Apabila dicurigai adanya tanda – tanda metastasis (penyebaran sel kanker) seperti benjolan di organ di luar tulang dan adanya sesak serta batuk darah harus dilakukan pemeriksaan CT Scan pada paru. Jika positif dijumpai metastasis di paru, berarti sudah terjadi mikrometastasis (Lichstensen Pathologic) sebesar 80 persen. Dalam hal ini kemoterapi harus dilakukan didampingi dengan terapi reseksi bedah paru melalui sternotomi.
Apabila dicurigai adanya infiltrasi tumor tulang ke jaringan lunak disertai gangguan saraf, seperti kelumpuhan akibat tumor, maka harus dilakukan pemeriksaan MRI. Pada pemeriksaan MRI dapat diketahui penyebaran ke jaringan lunak dan relasi tumor ke jaringan saraf dan pembuluh darah. Kasus-kasus osteosarkoma dapat diselamatkan tanpa dilakukan amputasi apabila tumor tulang tersebut belum mencapai pembuluh darah dan jaringan saraf.
Setelah dijumpai metastasis di paru, perlu dilakukan konfirmasi apakah organ lainnya juga terdapat metastasis dengan pemeriksaan bone scan, di mana pemeriksaan ini dapat mendeteksi lesi–lesi di organ lain serta tingkat aktivitas lesi tersebut.
Pemeriksaan darah diambil untuk memeriksa kadar Lactat Dehidrogenase yang menggambarkan seberapa parah kerusakan jaringan secara keseluruhan yang disebabkan tumor ini dan Alkaline Phospatase yang merupakan marker Osteblast (sel yang membentuk tulang) untuk mengetahui seberapa ganas perkembangan jaringan malignansi di tubuh pasien.
Pada pemeriksaan histologis, marker yang harus dijumpai adanya gambaran sel berbentuk spindel dengan inti sel yang lebih hitam (hiperkromatik) serta konfigurasi bentuk yang tidak beraturan (atipical mitotic figure) dan gambaran osteoid (sel anak tulang) yang malignan atau ganas.
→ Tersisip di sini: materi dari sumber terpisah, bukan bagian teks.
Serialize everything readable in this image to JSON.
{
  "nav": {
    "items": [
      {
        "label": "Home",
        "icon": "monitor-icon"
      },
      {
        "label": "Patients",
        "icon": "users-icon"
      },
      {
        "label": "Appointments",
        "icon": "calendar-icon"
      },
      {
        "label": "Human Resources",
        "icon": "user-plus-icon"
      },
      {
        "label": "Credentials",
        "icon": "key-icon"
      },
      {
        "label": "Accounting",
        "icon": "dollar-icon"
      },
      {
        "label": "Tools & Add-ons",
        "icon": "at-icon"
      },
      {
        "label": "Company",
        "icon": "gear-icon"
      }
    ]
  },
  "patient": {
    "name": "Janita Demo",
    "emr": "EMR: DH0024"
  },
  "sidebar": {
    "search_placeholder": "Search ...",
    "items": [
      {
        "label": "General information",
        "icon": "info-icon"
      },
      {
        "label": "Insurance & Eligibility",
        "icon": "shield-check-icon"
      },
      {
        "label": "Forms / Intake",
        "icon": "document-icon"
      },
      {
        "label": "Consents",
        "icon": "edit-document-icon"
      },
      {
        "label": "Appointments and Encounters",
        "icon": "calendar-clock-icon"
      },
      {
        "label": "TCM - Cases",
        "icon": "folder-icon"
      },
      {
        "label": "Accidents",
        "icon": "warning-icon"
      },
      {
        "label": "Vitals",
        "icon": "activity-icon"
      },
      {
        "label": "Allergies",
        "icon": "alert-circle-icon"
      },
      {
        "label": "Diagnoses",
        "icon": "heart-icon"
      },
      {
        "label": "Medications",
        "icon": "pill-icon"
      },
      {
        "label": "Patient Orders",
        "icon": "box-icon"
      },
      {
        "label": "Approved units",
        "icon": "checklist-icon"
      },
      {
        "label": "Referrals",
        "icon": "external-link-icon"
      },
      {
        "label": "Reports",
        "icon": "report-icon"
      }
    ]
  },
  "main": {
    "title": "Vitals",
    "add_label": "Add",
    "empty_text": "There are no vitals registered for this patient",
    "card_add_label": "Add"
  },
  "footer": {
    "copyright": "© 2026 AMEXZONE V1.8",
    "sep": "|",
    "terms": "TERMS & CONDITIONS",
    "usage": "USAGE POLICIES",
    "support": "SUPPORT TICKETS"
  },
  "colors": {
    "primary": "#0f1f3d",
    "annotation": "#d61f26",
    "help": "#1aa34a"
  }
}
Pemeriksaan histologis adalah pemeriksaan standart dan final untuk menegakan diagnosis osteosarkoma.
Pengobatan
Jika kita ingin membicarakan topik pengobatan osteosarkoma, kita harus membahas sejarah pengobatan tumor tulang di bidang orthopaedi. Pada awal abad 19 (perang dunia kedua), seluruh kasus osteosarkoma selalu diterapi dengan amputasi tanpa memandang derajat keganasan dan keterlibatan jaringan saraf dan pembuluh darah. Hal tersebut dapat dipahami karena terbatasnya ilmu pengetahuan, penelitian, keahlian dokter dan peralatan diagnostik penunjang.
Setelah berakhirnya perang dunia kedua dan ditemukannya teknologi radiasi dan pencitraan yang lebih baik (berdasarkan riset atom dan molekul ringan lainnya), pengobatan amputasi dapat dihindari asalkan tumor setelah dilihat melalui pencitraan MRI tidak melibatkan jaringan lunak saraf dan pembuluh darah maka dapat dilakukan operasi pergantian jaringan tumor dengan prostesa buatan.
Prognosis
Ostesarkoma merupakan tumor tulang ganas di mana prognosisnya adalah sedang hingga jelek. Dimana menurut WHO, harapan hidup rata-rata pasien ostesarkoma setelah dilakukan terapi selama 5 tahun pertama mencapai dibawah 50 persen.